Donald Chappa, an engineer with the New Jersey Turnpike Authority, said that while 26 acres of trees would be destroyed, partly because of the diversionary roads constructed along the northbound side of the parkway,19 acres would be replanted later.

Pavement and fill put in wetlands for the temporary roads would be removed later, Chappa said. The authority would also contribute $65,000 an acre to the DEP for each acre of trees not replaced, he said.

Thomas Feeney, a spokesman for the authority, said the public comment period on the deforestation-reforestation plan does not expire until Dec. 4. The authority would respond to all comments on this issue and they would then be sent to the DEP to review before its decision is made on the forestry plan, he said.

Documents on the project’s impact on wetlands was released to the public in 2011, Feeney said, and the authority has had eight public hearings on plans to eliminate the traffic signals at interchanges 9, 10, and 11.

“It’s not our call whether to extend the CAFRA comment period or hold a CAFRA public hearing, but there has been ample opportunity for members of the public to comment on these plans, and there doesn’t seem to be any good reason to further delay a project the community has been waiting on for 20 years,” Feeney said.

Down disagreed.

“The public needs a little more time for education and discussion. The big surprise is the whole new bypass lane. The whole meeting was an attempt to end run CAFRA,” Down said.

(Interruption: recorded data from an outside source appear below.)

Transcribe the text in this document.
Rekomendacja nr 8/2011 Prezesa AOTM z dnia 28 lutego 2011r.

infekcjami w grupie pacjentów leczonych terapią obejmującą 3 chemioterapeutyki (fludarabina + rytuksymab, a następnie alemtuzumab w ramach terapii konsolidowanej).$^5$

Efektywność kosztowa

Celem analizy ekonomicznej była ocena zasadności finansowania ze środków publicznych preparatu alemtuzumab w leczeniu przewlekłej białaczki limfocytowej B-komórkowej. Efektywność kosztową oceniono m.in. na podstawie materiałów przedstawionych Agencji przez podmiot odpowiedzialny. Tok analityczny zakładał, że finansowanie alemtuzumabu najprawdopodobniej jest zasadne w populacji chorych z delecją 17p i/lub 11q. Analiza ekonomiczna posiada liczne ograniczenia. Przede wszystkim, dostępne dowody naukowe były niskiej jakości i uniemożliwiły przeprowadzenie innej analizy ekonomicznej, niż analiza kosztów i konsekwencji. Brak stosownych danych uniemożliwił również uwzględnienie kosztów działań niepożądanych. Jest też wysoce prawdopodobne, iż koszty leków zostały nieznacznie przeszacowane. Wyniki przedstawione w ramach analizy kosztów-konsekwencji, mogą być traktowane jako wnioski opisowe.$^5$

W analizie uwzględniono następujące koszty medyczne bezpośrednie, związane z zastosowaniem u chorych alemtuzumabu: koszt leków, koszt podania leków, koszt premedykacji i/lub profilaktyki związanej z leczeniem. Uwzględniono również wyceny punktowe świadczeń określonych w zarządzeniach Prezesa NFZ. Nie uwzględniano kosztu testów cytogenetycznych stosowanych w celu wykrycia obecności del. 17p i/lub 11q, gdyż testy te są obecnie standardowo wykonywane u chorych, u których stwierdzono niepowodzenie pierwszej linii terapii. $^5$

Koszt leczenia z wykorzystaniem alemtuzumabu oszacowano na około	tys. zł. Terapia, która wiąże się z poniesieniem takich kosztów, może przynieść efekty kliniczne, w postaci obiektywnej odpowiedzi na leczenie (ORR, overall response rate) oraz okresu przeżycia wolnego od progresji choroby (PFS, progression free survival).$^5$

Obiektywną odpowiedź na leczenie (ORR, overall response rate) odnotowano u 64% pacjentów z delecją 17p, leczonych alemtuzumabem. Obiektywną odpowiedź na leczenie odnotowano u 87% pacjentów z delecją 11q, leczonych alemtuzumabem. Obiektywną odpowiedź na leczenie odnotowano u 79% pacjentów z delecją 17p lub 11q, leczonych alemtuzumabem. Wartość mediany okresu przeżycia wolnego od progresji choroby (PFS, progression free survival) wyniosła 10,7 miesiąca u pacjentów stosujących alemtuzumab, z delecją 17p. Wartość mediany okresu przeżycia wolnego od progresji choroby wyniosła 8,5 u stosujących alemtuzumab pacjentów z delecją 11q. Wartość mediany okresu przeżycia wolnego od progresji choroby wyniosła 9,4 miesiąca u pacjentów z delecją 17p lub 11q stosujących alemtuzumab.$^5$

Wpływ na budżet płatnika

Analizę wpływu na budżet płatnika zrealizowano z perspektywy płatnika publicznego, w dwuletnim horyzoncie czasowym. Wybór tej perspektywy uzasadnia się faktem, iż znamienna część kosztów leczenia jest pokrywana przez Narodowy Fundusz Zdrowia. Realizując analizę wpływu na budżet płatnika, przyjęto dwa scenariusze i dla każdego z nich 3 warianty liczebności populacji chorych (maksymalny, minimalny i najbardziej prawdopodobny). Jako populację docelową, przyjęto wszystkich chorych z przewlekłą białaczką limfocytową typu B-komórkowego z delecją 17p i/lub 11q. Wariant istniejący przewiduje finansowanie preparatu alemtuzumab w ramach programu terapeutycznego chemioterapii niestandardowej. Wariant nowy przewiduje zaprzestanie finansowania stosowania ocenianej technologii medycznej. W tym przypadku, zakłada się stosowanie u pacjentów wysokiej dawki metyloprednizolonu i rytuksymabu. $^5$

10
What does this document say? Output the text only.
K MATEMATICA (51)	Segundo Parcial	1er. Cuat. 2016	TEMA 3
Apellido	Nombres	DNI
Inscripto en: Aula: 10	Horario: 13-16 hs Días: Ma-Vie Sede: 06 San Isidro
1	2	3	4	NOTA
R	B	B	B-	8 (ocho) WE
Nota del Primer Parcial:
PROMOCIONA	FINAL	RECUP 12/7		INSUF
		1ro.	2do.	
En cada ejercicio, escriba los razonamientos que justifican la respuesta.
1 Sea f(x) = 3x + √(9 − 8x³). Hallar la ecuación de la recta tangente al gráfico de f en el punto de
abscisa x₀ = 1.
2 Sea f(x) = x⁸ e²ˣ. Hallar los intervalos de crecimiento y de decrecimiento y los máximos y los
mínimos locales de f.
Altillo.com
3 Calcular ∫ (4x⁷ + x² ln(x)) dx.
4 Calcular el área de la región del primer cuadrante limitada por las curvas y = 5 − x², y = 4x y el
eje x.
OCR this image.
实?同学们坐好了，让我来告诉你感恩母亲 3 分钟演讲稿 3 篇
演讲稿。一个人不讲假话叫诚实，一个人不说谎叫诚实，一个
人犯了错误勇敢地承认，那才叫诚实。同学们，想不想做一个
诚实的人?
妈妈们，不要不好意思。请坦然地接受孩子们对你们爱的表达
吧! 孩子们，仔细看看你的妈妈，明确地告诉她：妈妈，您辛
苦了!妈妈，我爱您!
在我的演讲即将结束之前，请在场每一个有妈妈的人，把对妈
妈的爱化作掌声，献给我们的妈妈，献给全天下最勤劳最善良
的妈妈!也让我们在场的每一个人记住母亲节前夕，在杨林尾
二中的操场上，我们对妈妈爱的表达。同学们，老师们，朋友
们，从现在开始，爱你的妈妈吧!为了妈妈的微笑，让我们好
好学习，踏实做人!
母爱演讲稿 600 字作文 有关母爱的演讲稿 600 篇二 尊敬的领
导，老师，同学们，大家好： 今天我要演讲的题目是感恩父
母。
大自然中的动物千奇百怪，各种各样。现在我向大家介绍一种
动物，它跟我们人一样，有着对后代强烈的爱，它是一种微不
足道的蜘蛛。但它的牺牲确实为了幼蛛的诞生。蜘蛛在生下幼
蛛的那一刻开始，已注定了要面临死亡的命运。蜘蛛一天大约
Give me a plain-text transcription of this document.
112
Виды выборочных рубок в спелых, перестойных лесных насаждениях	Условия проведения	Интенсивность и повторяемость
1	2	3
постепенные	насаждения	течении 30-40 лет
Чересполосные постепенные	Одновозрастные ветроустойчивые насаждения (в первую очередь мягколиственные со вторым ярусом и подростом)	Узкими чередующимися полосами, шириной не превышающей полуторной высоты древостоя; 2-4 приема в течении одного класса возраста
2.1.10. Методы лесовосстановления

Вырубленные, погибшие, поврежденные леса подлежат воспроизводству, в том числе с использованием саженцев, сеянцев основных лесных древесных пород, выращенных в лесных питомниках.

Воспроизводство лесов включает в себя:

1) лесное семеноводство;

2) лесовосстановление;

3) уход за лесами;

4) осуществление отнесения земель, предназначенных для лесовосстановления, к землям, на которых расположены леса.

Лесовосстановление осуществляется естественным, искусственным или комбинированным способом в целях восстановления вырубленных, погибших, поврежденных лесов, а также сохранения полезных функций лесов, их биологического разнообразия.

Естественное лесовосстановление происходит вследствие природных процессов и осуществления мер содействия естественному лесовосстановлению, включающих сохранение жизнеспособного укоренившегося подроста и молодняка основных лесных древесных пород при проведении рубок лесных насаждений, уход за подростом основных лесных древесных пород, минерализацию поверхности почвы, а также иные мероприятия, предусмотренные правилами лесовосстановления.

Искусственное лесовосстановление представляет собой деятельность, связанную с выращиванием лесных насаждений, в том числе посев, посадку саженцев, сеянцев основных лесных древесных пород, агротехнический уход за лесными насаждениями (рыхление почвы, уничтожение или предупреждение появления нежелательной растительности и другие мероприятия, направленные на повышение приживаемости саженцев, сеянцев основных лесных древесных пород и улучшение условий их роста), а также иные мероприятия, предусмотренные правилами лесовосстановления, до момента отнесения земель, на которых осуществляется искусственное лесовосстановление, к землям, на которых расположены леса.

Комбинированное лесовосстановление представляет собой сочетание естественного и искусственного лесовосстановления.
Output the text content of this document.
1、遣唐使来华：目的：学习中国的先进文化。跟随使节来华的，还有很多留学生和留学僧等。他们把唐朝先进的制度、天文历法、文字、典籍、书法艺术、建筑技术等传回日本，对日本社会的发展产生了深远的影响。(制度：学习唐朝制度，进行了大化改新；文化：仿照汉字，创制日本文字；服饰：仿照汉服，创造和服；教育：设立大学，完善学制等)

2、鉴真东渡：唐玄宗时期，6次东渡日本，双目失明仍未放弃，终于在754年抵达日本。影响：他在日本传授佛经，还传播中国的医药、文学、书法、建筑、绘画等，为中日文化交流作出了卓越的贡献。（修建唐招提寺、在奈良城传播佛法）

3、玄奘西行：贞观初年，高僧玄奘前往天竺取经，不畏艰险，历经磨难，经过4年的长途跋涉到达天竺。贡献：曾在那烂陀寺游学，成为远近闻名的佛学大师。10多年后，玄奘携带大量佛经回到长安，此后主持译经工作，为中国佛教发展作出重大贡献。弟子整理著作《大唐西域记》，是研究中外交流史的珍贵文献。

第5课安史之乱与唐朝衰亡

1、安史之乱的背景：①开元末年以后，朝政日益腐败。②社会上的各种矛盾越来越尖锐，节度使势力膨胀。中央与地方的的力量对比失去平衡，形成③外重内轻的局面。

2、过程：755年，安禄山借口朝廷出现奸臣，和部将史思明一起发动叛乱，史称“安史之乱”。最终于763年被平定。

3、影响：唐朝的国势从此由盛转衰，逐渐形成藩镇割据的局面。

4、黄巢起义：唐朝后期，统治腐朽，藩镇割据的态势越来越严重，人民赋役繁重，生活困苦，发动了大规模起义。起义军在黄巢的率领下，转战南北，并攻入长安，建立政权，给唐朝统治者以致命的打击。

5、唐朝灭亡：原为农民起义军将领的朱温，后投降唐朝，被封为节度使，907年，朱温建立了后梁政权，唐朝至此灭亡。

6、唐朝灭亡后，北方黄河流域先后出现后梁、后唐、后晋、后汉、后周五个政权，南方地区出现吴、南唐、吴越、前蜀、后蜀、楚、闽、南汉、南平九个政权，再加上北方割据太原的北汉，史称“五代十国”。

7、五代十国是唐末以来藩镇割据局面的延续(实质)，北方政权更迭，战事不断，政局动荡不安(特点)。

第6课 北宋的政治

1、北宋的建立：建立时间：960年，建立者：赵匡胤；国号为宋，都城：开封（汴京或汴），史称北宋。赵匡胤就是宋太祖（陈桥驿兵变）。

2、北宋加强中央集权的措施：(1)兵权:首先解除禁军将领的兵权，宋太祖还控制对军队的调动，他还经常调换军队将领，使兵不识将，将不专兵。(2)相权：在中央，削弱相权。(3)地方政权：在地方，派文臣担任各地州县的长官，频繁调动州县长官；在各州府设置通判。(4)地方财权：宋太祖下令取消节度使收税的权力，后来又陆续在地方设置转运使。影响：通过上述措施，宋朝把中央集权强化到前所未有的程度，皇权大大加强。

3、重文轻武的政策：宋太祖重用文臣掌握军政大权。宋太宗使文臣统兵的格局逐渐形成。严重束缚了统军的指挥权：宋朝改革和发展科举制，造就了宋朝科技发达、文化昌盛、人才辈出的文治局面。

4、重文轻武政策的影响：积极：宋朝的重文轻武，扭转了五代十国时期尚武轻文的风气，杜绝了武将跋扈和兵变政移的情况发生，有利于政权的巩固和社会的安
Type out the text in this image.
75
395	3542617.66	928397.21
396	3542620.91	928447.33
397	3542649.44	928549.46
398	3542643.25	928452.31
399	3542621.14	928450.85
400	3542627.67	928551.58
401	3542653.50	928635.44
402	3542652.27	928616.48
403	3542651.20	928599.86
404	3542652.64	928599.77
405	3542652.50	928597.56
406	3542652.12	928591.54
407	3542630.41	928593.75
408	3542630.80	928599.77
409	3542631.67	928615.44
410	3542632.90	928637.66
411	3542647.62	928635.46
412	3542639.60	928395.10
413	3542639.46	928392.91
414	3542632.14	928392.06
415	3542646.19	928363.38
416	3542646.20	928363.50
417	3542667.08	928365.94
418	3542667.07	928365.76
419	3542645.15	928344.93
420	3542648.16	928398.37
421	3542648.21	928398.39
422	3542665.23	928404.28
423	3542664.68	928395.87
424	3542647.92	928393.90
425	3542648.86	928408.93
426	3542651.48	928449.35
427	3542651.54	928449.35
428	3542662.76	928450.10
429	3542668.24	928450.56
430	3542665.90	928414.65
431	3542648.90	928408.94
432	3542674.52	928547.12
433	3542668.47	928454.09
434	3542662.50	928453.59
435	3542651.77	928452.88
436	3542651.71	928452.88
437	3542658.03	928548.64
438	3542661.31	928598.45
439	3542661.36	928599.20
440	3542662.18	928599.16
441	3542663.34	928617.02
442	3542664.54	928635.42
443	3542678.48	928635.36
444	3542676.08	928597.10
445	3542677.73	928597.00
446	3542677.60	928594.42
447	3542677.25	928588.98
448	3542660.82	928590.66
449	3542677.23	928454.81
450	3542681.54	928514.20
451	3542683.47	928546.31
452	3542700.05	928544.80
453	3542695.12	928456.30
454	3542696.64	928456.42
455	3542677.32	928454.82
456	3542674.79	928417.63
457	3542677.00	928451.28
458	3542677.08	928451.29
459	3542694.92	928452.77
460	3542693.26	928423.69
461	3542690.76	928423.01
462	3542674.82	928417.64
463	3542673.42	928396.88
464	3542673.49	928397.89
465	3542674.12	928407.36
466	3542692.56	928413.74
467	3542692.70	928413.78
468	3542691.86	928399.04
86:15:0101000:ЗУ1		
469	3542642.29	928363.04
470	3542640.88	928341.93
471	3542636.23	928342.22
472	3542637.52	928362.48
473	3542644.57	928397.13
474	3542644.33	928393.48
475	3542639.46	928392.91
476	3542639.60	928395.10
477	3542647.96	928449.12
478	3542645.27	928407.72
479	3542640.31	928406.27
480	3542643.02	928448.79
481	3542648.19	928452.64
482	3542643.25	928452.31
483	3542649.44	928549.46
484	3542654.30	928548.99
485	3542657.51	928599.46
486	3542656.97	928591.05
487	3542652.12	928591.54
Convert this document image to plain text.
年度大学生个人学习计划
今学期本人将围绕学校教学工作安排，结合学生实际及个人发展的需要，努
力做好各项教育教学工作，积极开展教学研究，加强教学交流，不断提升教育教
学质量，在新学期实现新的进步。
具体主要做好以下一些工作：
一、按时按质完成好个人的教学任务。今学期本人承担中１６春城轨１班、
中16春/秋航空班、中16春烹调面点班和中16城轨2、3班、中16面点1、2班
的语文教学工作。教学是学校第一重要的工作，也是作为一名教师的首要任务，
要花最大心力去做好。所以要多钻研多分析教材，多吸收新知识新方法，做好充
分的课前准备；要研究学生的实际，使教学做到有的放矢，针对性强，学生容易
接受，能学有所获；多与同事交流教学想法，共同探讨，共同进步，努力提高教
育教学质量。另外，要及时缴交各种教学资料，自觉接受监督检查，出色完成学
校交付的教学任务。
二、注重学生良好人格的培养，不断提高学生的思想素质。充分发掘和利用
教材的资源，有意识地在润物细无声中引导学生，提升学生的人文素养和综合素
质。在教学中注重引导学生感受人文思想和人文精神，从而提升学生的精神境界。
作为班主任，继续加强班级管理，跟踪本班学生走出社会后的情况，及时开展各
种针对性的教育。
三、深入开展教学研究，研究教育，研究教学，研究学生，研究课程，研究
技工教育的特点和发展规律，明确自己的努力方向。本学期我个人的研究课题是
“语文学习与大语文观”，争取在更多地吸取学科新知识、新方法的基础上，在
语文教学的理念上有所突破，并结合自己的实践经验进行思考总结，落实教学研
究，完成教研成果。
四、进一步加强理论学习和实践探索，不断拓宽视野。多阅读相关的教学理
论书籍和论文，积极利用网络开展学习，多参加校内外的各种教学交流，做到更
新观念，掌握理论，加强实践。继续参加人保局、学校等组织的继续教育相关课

Fisher said it’s not too late to stop the project. She recalled fighting a plan almost four decades ago to site a floating nuclear power plant off Atlantic City that was stopped at the last minute.

“They drafted plans. The companies, PSE&G and Atlantic Electric, supported it. The newspapers wrote about it as if it was a done deal. It seemed unstoppable. It’s not there today,” Fisher said.

The Cape May County Board of Chosen Freeholders and the Middle Township Committee support the parkway project.

About 100 people at last week’s meeting mostly supported the project, though some wanted changes such as adding sound barriers or moving access ramps away from residential streets.

Both Down and Fisher have written to the DEP and to Gov. Chris Christie. And Down has requested traffic fatality statistics for several routes to the shore, saying he questions whether more lives could be saved by making transportation improvements to Route 47 and Route 347.